Vector field along curve

May 2010
74
1
c1 = x(1-x) c2 = 4x(1-x) The Vector field F is given by F(x,y) =((x+y), (X^2 + y)

to find Integral of F in respect to c1 do i just put x= x+y into c1 then integrate or am i making it too simple?

and C is the curve going along c1 then c2, how do i find the integral of F in respect to C do i just add them together?
 

HallsofIvy

MHF Helper
Apr 2005
20,249
7,909
c1 = x(1-x) c2 = 4x(1-x) The Vector field F is given by F(x,y) =((x+y), (X^2 + y)

to find Integral of F in respect to c1 do i just put x= x+y into c1 then integrate or am i making it too simple?

and C is the curve going along c1 then c2, how do i find the integral of F in respect to C do i just add them together?
I see that you have \(\displaystyle \vec{F}= (x+y)\vec{i}+ (x^2+ y)\vec{j}\) but what do you mean by "c1= x(1- x)", "c2= 4x(1-x)"? Do you mean that the curve is given by the parametric equations (x, y)= (t(1-t), 4t(1-t))? I have changed the parameter in the definition of the curve to t so as not to confuse it with the "x" in the vector function. The integral of a vector function \(\displaystyle \vec{F}\) on a curve is \(\displaystyle \int \vec{F}\cdot d\vec{s}\) where \(\displaystyle d\vec{s}\) is the tangent differential to the curve.

Here, if the curve really is \(\displaystyle (x, y)= (t- t^2, 4t- 4t^2)\), then \(\displaystyle d\vec{s}= ((1- 2t)\vec{i}+ (4- 8t)\vec{j}) dt\).

\(\displaystyle \vec{F}\cdot d\vec{s}= (x+y)(1-2t)dt+ (x^2+ y)(4-8t)dt\).

You will need to put \(\displaystyle x= t- t^2\), \(\displaystyle y= 4t- 4t^2\) into that so that you have an integral in t only.
 
May 2010
74
1
Oh sorry i didnt mention what c1 and c2 are c1 is the equation of one curve and c2 is the equation of another curve. The whole curve moves along C1 then to C2, the graph shows two upside down parabolas intersecting at 0 and 1
 
May 2010
74
1
Sorry i mean C1 is the name given to the function y=x(1-x) and c2 is the name given to the function y=4x(1-x)
 

HallsofIvy

MHF Helper
Apr 2005
20,249
7,909
(Headbang) Parabolas don't intersect at numbers, they intersect at points. These intersect at (0, 0) and (1, 1)

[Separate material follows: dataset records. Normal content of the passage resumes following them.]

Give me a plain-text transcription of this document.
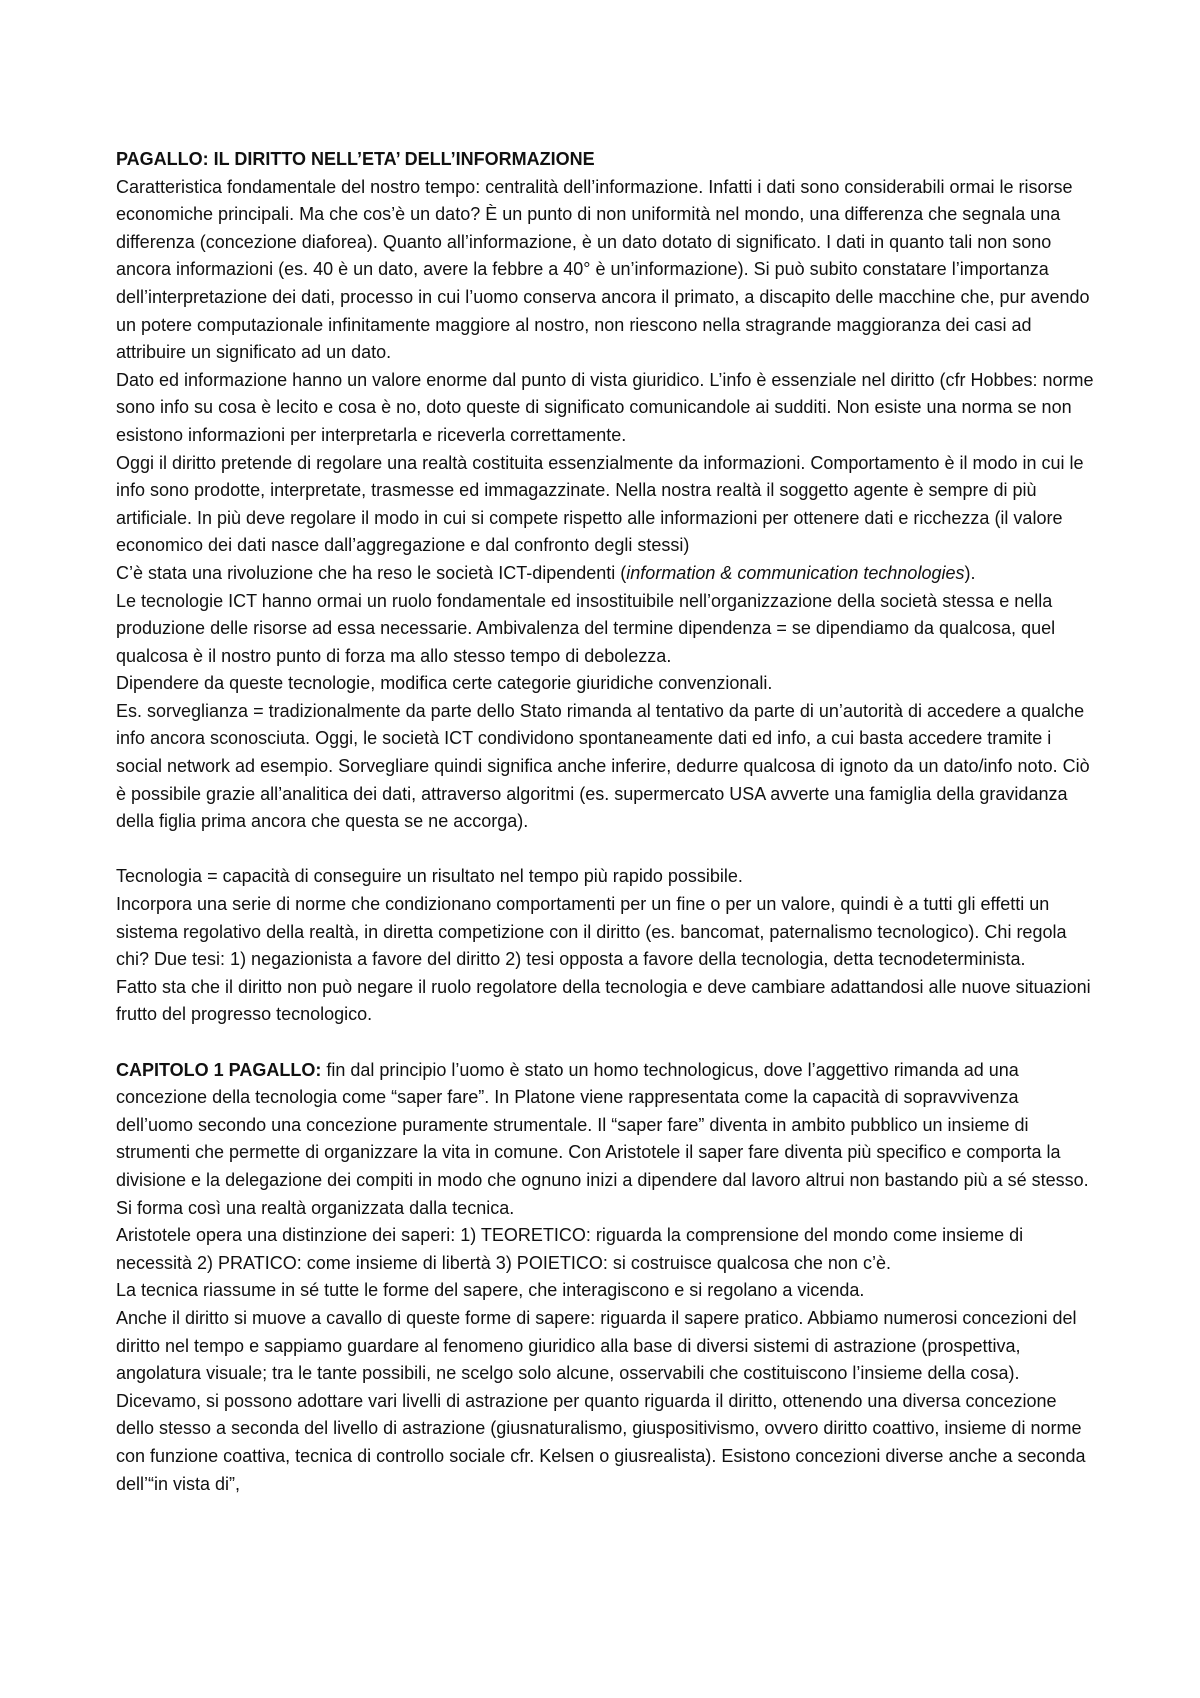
PAGALLO: IL DIRITTO NELL’ETA’ DELL’INFORMAZIONE

Caratteristica fondamentale del nostro tempo: centralità dell’informazione. Infatti i dati sono considerabili ormai le risorse economiche principali. Ma che cos’è un dato? È un punto di non uniformità nel mondo, una differenza che segnala una differenza (concezione diaforea). Quanto all’informazione, è un dato dotato di significato. I dati in quanto tali non sono ancora informazioni (es. 40 è un dato, avere la febbre a 40° è un’informazione). Si può subito constatare l’importanza dell’interpretazione dei dati, processo in cui l’uomo conserva ancora il primato, a discapito delle macchine che, pur avendo un potere computazionale infinitamente maggiore al nostro, non riescono nella stragrande maggioranza dei casi ad attribuire un significato ad un dato.

Dato ed informazione hanno un valore enorme dal punto di vista giuridico. L’info è essenziale nel diritto (cfr Hobbes: norme sono info su cosa è lecito e cosa è no, doto queste di significato comunicandole ai sudditi. Non esiste una norma se non esistono informazioni per interpretarla e riceverla correttamente.

Oggi il diritto pretende di regolare una realtà costituita essenzialmente da informazioni. Comportamento è il modo in cui le info sono prodotte, interpretate, trasmesse ed immagazzinate. Nella nostra realtà il soggetto agente è sempre di più artificiale. In più deve regolare il modo in cui si compete rispetto alle informazioni per ottenere dati e ricchezza (il valore economico dei dati nasce dall’aggregazione e dal confronto degli stessi)

C’è stata una rivoluzione che ha reso le società ICT-dipendenti (information & communication technologies).

Le tecnologie ICT hanno ormai un ruolo fondamentale ed insostituibile nell’organizzazione della società stessa e nella produzione delle risorse ad essa necessarie. Ambivalenza del termine dipendenza = se dipendiamo da qualcosa, quel qualcosa è il nostro punto di forza ma allo stesso tempo di debolezza.

Dipendere da queste tecnologie, modifica certe categorie giuridiche convenzionali.

Es. sorveglianza = tradizionalmente da parte dello Stato rimanda al tentativo da parte di un’autorità di accedere a qualche info ancora sconosciuta. Oggi, le società ICT condividono spontaneamente dati ed info, a cui basta accedere tramite i social network ad esempio. Sorvegliare quindi significa anche inferire, dedurre qualcosa di ignoto da un dato/info noto. Ciò è possibile grazie all’analitica dei dati, attraverso algoritmi (es. supermercato USA avverte una famiglia della gravidanza della figlia prima ancora che questa se ne accorga).

Tecnologia = capacità di conseguire un risultato nel tempo più rapido possibile.

Incorpora una serie di norme che condizionano comportamenti per un fine o per un valore, quindi è a tutti gli effetti un sistema regolativo della realtà, in diretta competizione con il diritto (es. bancomat, paternalismo tecnologico). Chi regola chi? Due tesi: 1) negazionista a favore del diritto 2) tesi opposta a favore della tecnologia, detta tecnodeterminista.

Fatto sta che il diritto non può negare il ruolo regolatore della tecnologia e deve cambiare adattandosi alle nuove situazioni frutto del progresso tecnologico.

CAPITOLO 1 PAGALLO: fin dal principio l’uomo è stato un homo technologicus, dove l’aggettivo rimanda ad una concezione della tecnologia come “saper fare”. In Platone viene rappresentata come la capacità di sopravvivenza dell’uomo secondo una concezione puramente strumentale. Il “saper fare” diventa in ambito pubblico un insieme di strumenti che permette di organizzare la vita in comune. Con Aristotele il saper fare diventa più specifico e comporta la divisione e la delegazione dei compiti in modo che ognuno inizi a dipendere dal lavoro altrui non bastando più a sé stesso. Si forma così una realtà organizzata dalla tecnica.

Aristotele opera una distinzione dei saperi: 1) TEORETICO: riguarda la comprensione del mondo come insieme di necessità 2) PRATICO: come insieme di libertà 3) POIETICO: si costruisce qualcosa che non c’è.

La tecnica riassume in sé tutte le forme del sapere, che interagiscono e si regolano a vicenda.

Anche il diritto si muove a cavallo di queste forme di sapere: riguarda il sapere pratico. Abbiamo numerosi concezioni del diritto nel tempo e sappiamo guardare al fenomeno giuridico alla base di diversi sistemi di astrazione (prospettiva, angolatura visuale; tra le tante possibili, ne scelgo solo alcune, osservabili che costituiscono l’insieme della cosa). Dicevamo, si possono adottare vari livelli di astrazione per quanto riguarda il diritto, ottenendo una diversa concezione dello stesso a seconda del livello di astrazione (giusnaturalismo, giuspositivismo, ovvero diritto coattivo, insieme di norme con funzione coattiva, tecnica di controllo sociale cfr. Kelsen o giusrealista). Esistono concezioni diverse anche a seconda dell’“in vista di”,
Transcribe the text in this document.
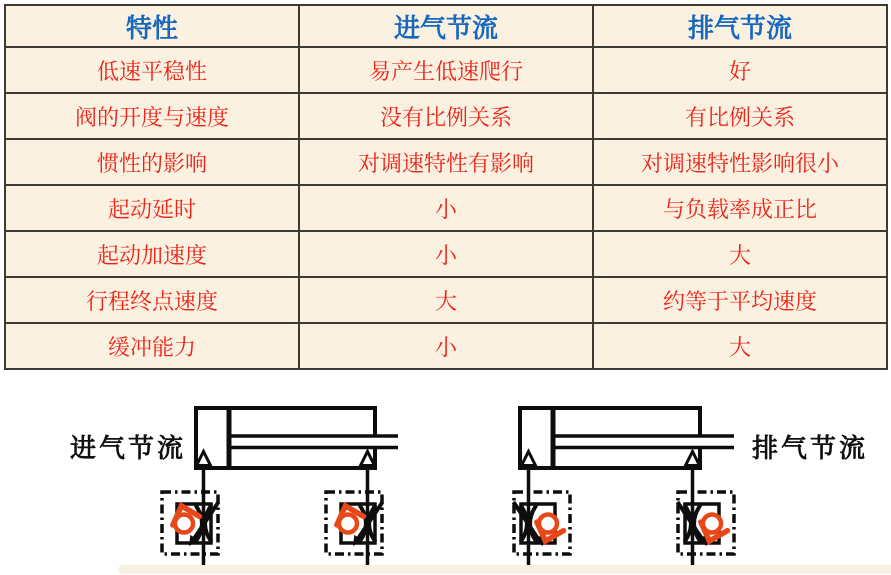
特性	进气节流	排气节流
低速平稳性	易产生低速爬行	好
阀的开度与速度	没有比例关系	有比例关系
惯性的影响	对调速特性有影响	对调速特性影响很小
起动延时	小	与负载率成正比
起动加速度	小	大
行程终点速度	大	约等于平均速度
缓冲能力	小	大
进气节流	排气节流
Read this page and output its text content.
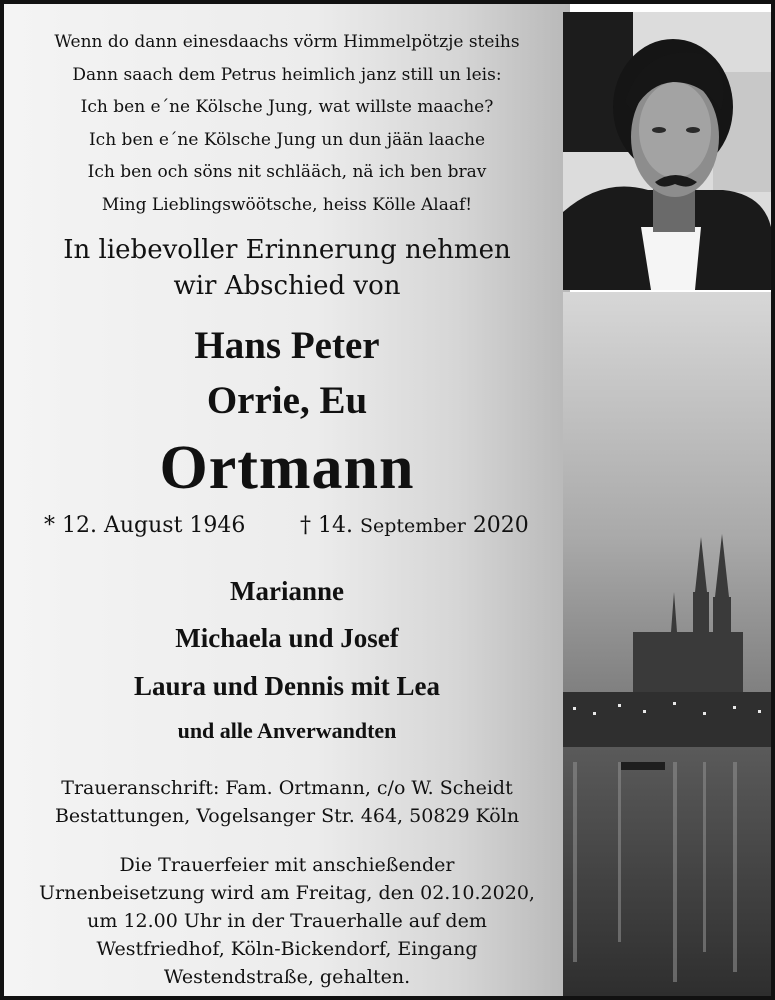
Wenn do dann einesdaachs vörm Himmelpötzje steihs
Dann saach dem Petrus heimlich janz still un leis:
Ich ben e´ne Kölsche Jung, wat willste maache?
Ich ben e´ne Kölsche Jung un dun jään laache
Ich ben och söns nit schlääch, nä ich ben brav
Ming Lieblingswöötsche, heiss Kölle Alaaf!
In liebevoller Erinnerung nehmen
wir Abschied von
Hans Peter
Orrie, Eu
Ortmann
* 12. August 1946 † 14. September 2020
Marianne
Michaela und Josef
Laura und Dennis mit Lea
und alle Anverwandten
Traueranschrift: Fam. Ortmann, c/o W. Scheidt
Bestattungen, Vogelsanger Str. 464, 50829 Köln
Die Trauerfeier mit anschießender
Urnenbeisetzung wird am Freitag, den 02.10.2020,
um 12.00 Uhr in der Trauerhalle auf dem
Westfriedhof, Köln-Bickendorf, Eingang
Westendstraße, gehalten.
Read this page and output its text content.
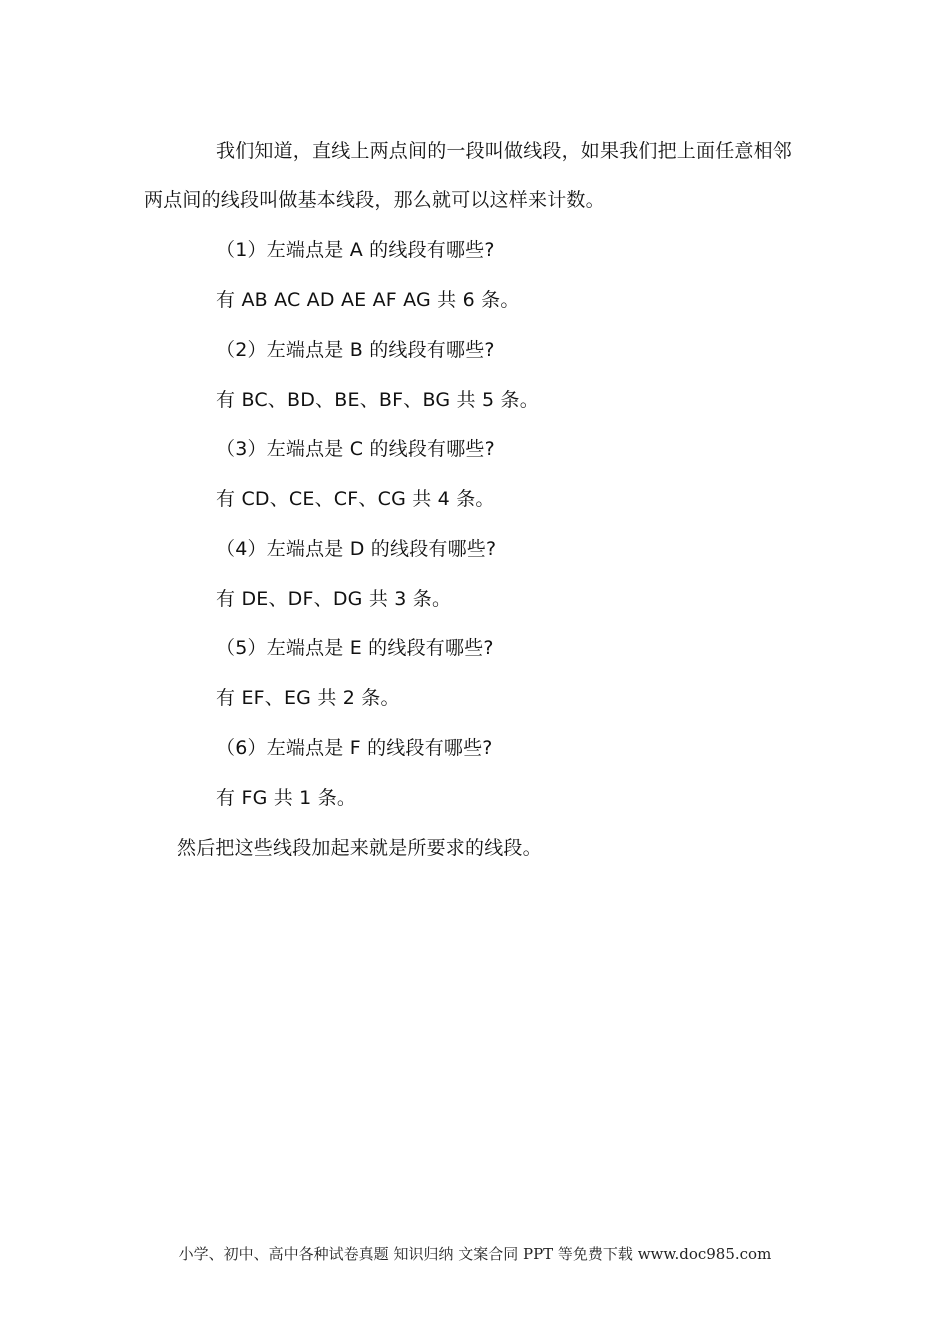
我们知道，直线上两点间的一段叫做线段，如果我们把上面任意相邻
两点间的线段叫做基本线段，那么就可以这样来计数。
（1）左端点是 A 的线段有哪些?
有 AB AC AD AE AF AG 共 6 条。
（2）左端点是 B 的线段有哪些?
有 BC、BD、BE、BF、BG 共 5 条。
（3）左端点是 C 的线段有哪些?
有 CD、CE、CF、CG 共 4 条。
（4）左端点是 D 的线段有哪些?
有 DE、DF、DG 共 3 条。
（5）左端点是 E 的线段有哪些?
有 EF、EG 共 2 条。
（6）左端点是 F 的线段有哪些?
有 FG 共 1 条。
然后把这些线段加起来就是所要求的线段。
小学、初中、高中各种试卷真题 知识归纳 文案合同 PPT 等免费下载 www.doc985.com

So you mean the y= x(1- x) for c2. Well, in that case, you can take "x" itself as parameter- write, for c1, x= t, \(\displaystyle y= t(1- t)= t- t^2\) so that dx= dt, dy= (1- t)dt. Now \(\displaystyle \vec{F}(t)\cdot d\vec{s}= (t+ t(1-t))dt+ (t^2+ t(1-t))(1- t)dt\). Integrate that from t= 0 to t= 1.

On c2, y= 4x(1- x) so take x= t, \(\displaystyle y= 4t(1- t)= 4t- 4t^2\), dx= dt, dy= (4- 8t)dt. Integrate \(\displaystyle \vec{F}(t)\cdot d\vec{s}= (t+ t(1-t)dt+ (t^2+ t(1-t))(4-8t)dt\) from t= 1 to 0 (note the order) so that you complete the loop.
 
May 2010
74
1
sorry i didnt explain it properly haha But THANKS A LOT! I know how to do it now!